Re: words, punctuation, and whitespace John.Cowan 20 Jul 2005 04:01 UTC

Aubrey Jaffer scripsit:

> The first task in writing text-processing programs is to separate the
> input text into words, punctuation, and whitespace.  Could R6RS deal
> with Unicode text as words, punctuation, and whitespace?

Unfortunately, Chinese and Japanese do not use whitespace or anything
similar to divide text into words, nor does Thai.  In Chinese, the whole
concept of words is rather artificial; in Japanese, you can divide on
word boundaries based on fairly superficial rules; but in Thai, there
is no alternative to implementing a fairly complex morphological parser
just to do rendering, because lne breaks can only be inserted between
words, and without understanding the rules of Thai word construction
in detail you cannot know where the word boundaries are.
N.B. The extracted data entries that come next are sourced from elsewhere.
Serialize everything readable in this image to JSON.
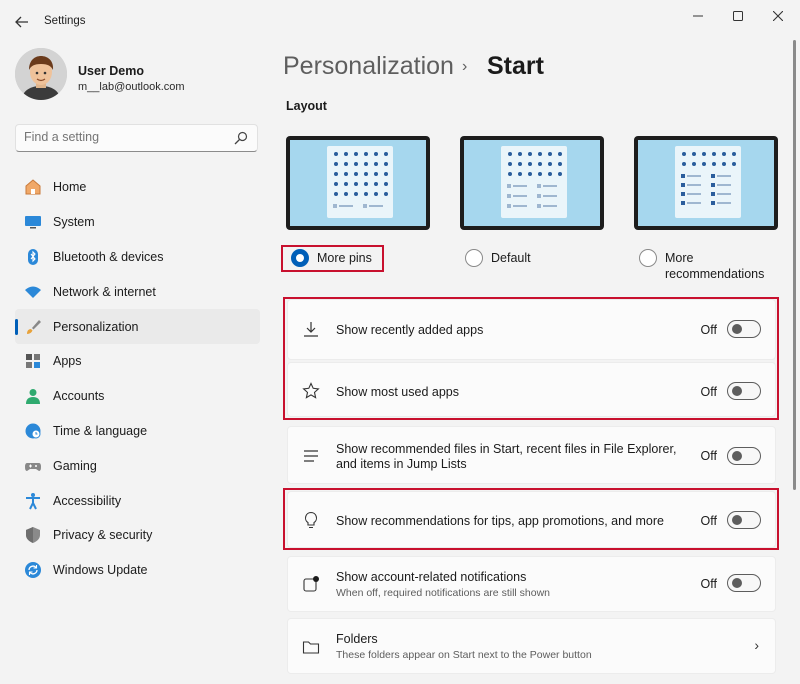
{
  "titlebar": {
    "app_title": "Settings",
    "back_icon": "back-arrow-icon"
  },
  "profile": {
    "name": "User Demo",
    "email": "m__lab@outlook.com"
  },
  "search": {
    "placeholder": "Find a setting"
  },
  "sidebar": {
    "items": [
      {
        "label": "Home",
        "icon": "home-icon"
      },
      {
        "label": "System",
        "icon": "monitor-icon"
      },
      {
        "label": "Bluetooth & devices",
        "icon": "bluetooth-icon"
      },
      {
        "label": "Network & internet",
        "icon": "wifi-icon"
      },
      {
        "label": "Personalization",
        "icon": "brush-icon",
        "selected": true
      },
      {
        "label": "Apps",
        "icon": "apps-icon"
      },
      {
        "label": "Accounts",
        "icon": "person-icon"
      },
      {
        "label": "Time & language",
        "icon": "globe-icon"
      },
      {
        "label": "Gaming",
        "icon": "controller-icon"
      },
      {
        "label": "Accessibility",
        "icon": "accessibility-icon"
      },
      {
        "label": "Privacy & security",
        "icon": "shield-icon"
      },
      {
        "label": "Windows Update",
        "icon": "update-icon"
      }
    ]
  },
  "header": {
    "parent": "Personalization",
    "current": "Start"
  },
  "layout": {
    "title": "Layout",
    "options": [
      {
        "label": "More pins",
        "checked": true
      },
      {
        "label": "Default",
        "checked": false
      },
      {
        "label_line1": "More",
        "label_line2": "recommendations",
        "checked": false
      }
    ]
  },
  "settings": [
    {
      "title": "Show recently added apps",
      "state": "Off",
      "icon": "download-icon"
    },
    {
      "title": "Show most used apps",
      "state": "Off",
      "icon": "star-icon"
    },
    {
      "title_line1": "Show recommended files in Start, recent files in File Explorer,",
      "title_line2": "and items in Jump Lists",
      "state": "Off",
      "icon": "list-icon"
    },
    {
      "title": "Show recommendations for tips, app promotions, and more",
      "state": "Off",
      "icon": "lightbulb-icon"
    },
    {
      "title": "Show account-related notifications",
      "desc": "When off, required notifications are still shown",
      "state": "Off",
      "icon": "notification-icon"
    },
    {
      "title": "Folders",
      "desc": "These folders appear on Start next to the Power button",
      "icon": "folder-icon"
    }
  ],
  "colors": {
    "accent": "#005fb8",
    "highlight": "#c8102e"
  }
}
The ICU library (which has C, C++, and Java flavors) encodes all this
knowledge and a great deal more; it would be well worthwhile, IMHO,
to have an ICU-based SRFI.

"Internationalization is twice as hard as you think, even when you take
this rule into account."

--
John Cowan  xxxxxx@reutershealth.com  www.reutershealth.com  www.ccil.org/~cowan
"The exception proves the rule."  Dimbulbs think: "Your counterexample proves
my theory."  Latin students think "'Probat' means 'tests': the exception puts
the rule to the proof."  But legal historians know it means "Evidence for an
exception is evidence of the existence of a rule in cases not excepted from."